Usia sudah menginjak kepala dua, plus sekian angka, tentu :-D. Dan alhamdulillah, seingat saya belum sekalipun tubuh ini menginap di ruang perawatan atau mendapat asupan nutrisi dari jarum dan cairan dalam selang. Semoga, tak sampai ada keadaan yang memaksa sampai di titik itu. Sakit? Sebagai manusia normal, tentu pernah. Batuk pilek, sakit perut, pusing kepala, luka bakar, atau apa ya? Yang paling parah sepertinya debar jantung, pernah membuat saya hampir pingsan. Atau mungkin sebenarnya sudah pernah pingsan karenanya. Hehe...

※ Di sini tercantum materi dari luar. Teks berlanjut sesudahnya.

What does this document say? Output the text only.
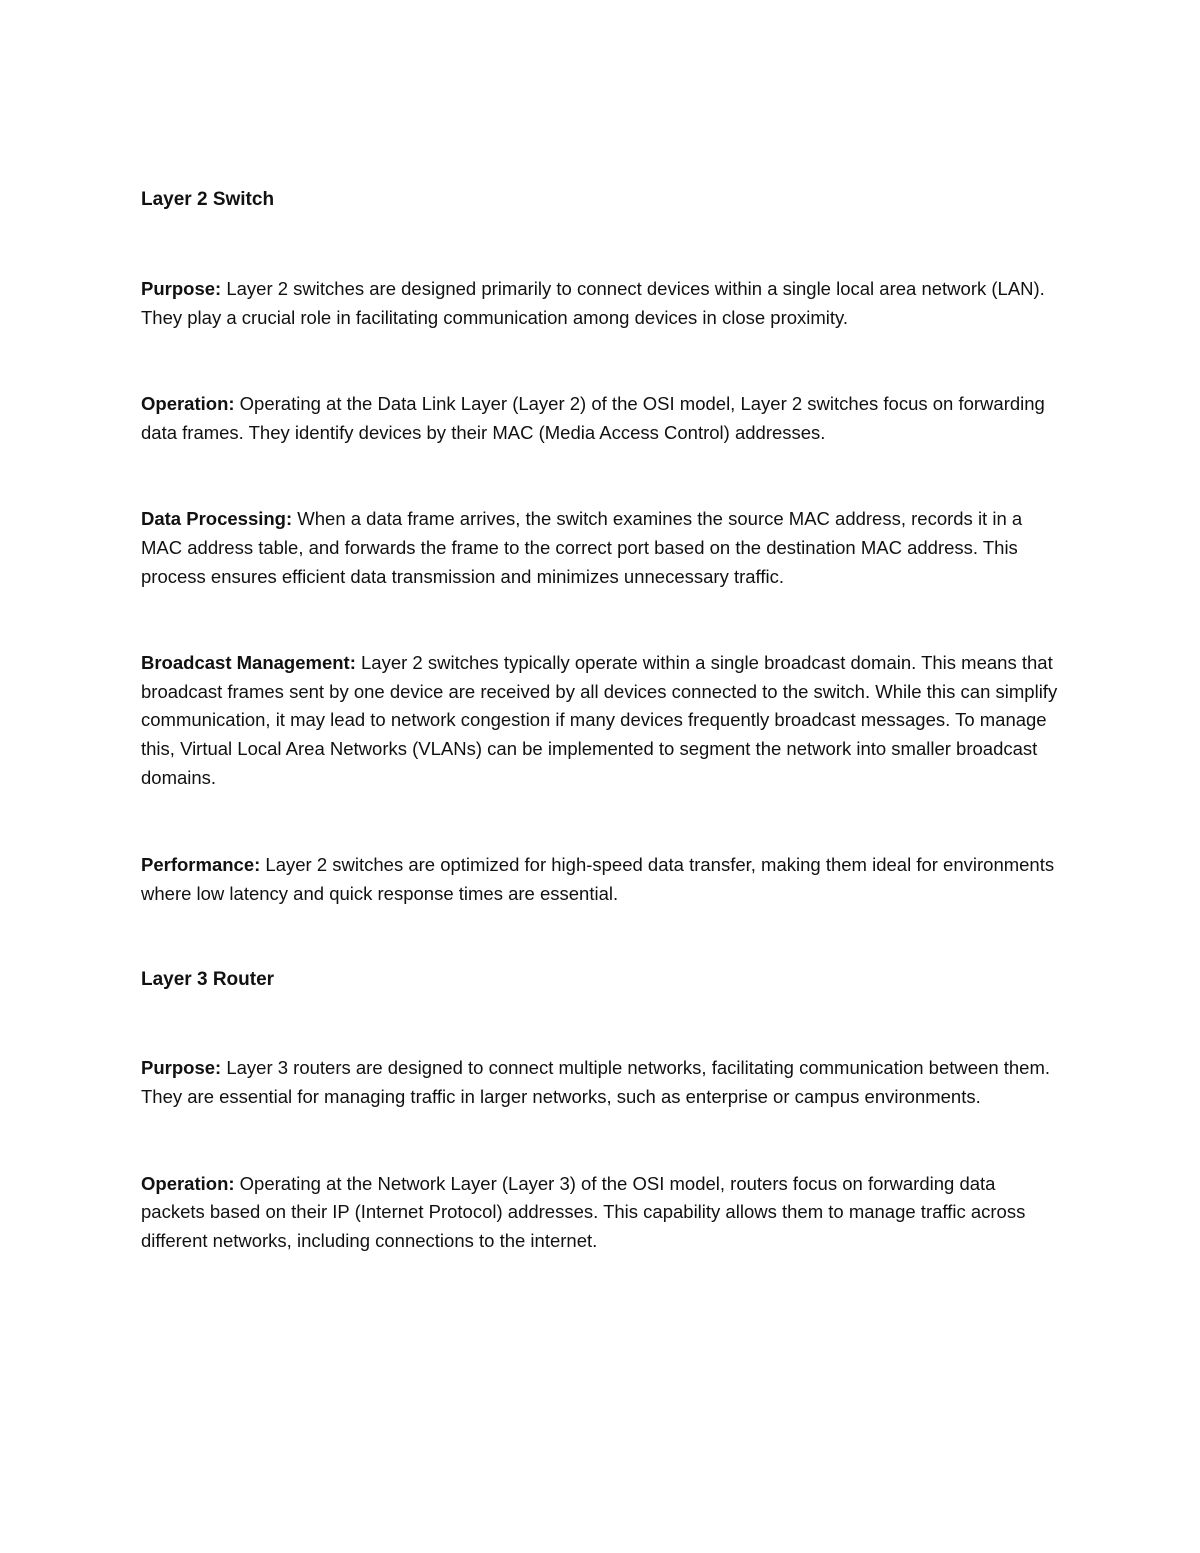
Layer 2 Switch

Purpose: Layer 2 switches are designed primarily to connect devices within a single local area network (LAN). They play a crucial role in facilitating communication among devices in close proximity.

Operation: Operating at the Data Link Layer (Layer 2) of the OSI model, Layer 2 switches focus on forwarding data frames. They identify devices by their MAC (Media Access Control) addresses.

Data Processing: When a data frame arrives, the switch examines the source MAC address, records it in a MAC address table, and forwards the frame to the correct port based on the destination MAC address. This process ensures efficient data transmission and minimizes unnecessary traffic.

Broadcast Management: Layer 2 switches typically operate within a single broadcast domain. This means that broadcast frames sent by one device are received by all devices connected to the switch. While this can simplify communication, it may lead to network congestion if many devices frequently broadcast messages. To manage this, Virtual Local Area Networks (VLANs) can be implemented to segment the network into smaller broadcast domains.

Performance: Layer 2 switches are optimized for high-speed data transfer, making them ideal for environments where low latency and quick response times are essential.

Layer 3 Router

Purpose: Layer 3 routers are designed to connect multiple networks, facilitating communication between them. They are essential for managing traffic in larger networks, such as enterprise or campus environments.

Operation: Operating at the Network Layer (Layer 3) of the OSI model, routers focus on forwarding data packets based on their IP (Internet Protocol) addresses. This capability allows them to manage traffic across different networks, including connections to the internet.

Tapi sungguh. Sampai detik ini saya jarang sekali konsumsi obat. Bukan karena benci atau alergi. Tapi karena sebisa mungkin, saya tak ingin bergantung hidup pada obat. Herbal sekalipun, selektif sekali untuk menghindari hal-hal yang menakutkan.

Iya, ada banyak sekali cerita yang sempat membuat saya selalu ingin berhati-hati memilih konsumsi obat. Mulai dari kebanyakan konsumsi obat bisa jadi tuli, dokter di luar negeri yang minimal sekali beri obat ntuk pasien terutama anak kecil (aku masih kecil, kan? Hihi), cerita dokter yang bisa kasih resep tapi untuk diri sendiri cenderung menghindari karena kandungan zat kimianyayang bikin ngeri, atau berita tentang adanya obat-obatan palsu (ih, ini mah vaksin palsu ya?). pokoknya itulah. Banyak sekali cerita yang menjelaskan bahwa sesungguhnya obat bukanlah obat penyembuh segala macam penyakit manusia.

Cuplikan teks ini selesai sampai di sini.